Manga in the Making
Researcher(s): Professor Nicole Coolidge Rousmaniere
An evolved descendant of comic strips, manga (the Japanese term for graphic novels) today has become a powerful, and highly popular, visual medium to explore complex ideas, tap into current issues, and attract today’s youth or those just young at heart all with a light touch. The visual narratives in what might be described as pictograms with written language cover a multitude of topics; historical epics, adventure tales, science fiction, biographies and even detective stories. It is in fact the background of a topical detective story in manga format transposed into a museum exhibition that demonstrates precisely the success of the collaboration between the Sainsbury Institute and the British Museum involving Japanese artists.
In 2006, Nicole Coolidge Rousmaniere had the opportunity to visit the well-known manga artist Hoshino Yukinobu (b. 1954) in Hokkaido where he conceives and draws his series of compelling manga. She persuaded him to come to the British Museum with the thought that he might find inspiration for another adventure of his popular detective Professor Munakata. Surprisingly, as the artist had been only briefly out of Japan and was quite busy with his rigorous schedule of creating and drawing manga for Big Comic (Shogakukan, Inc), he came to visit the British Museum and view some of its vast collections to see if he could find inspiration for a full-length manga. Hoshino made two separate visits to the British Museum, the last with his son, and as a result created a highly intricate and graphically accurate manga in which the intrepid Professor Munakata with the help of Chrystal Caryatid foils the attempts of robbers to steal Stonehenge, the Rosetta stone and other priceless relics in the British Museum.

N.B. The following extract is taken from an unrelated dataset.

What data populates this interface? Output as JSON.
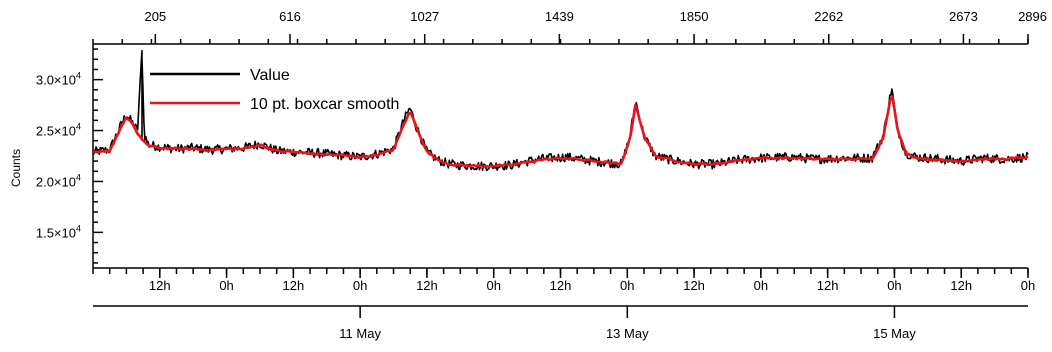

This adventure was first published in serial form in Big Comic over 10 issues published by Shogakukan, and then it was published in two volumes in the Professor Munakata series. The English version Professor Munakata’s British Adventure published by the British Museum Press in 2011 and 5000 copies were sold within the first few months. The Asahi Shimbun Room 3 exhibition exhibit titled ‘Professor Munakata’s Adventures in the British Museum’ from 5 November 2009 to 3 January 2010 was a surprising success and attracted many visitors. Another small exhibition in the part of Room 91 which displayed Hoshino’s drawings and revealed the process of his creating the exhibition from 7 February to 30 May was another success, revealing the interest not only in the medium but in the actual processes employed in creating manga. The facilities, the curatorial help and financial backing of the British Museum allowed this project with the Sainsbury Institute’s support to become both a compelling book and two exhibitions.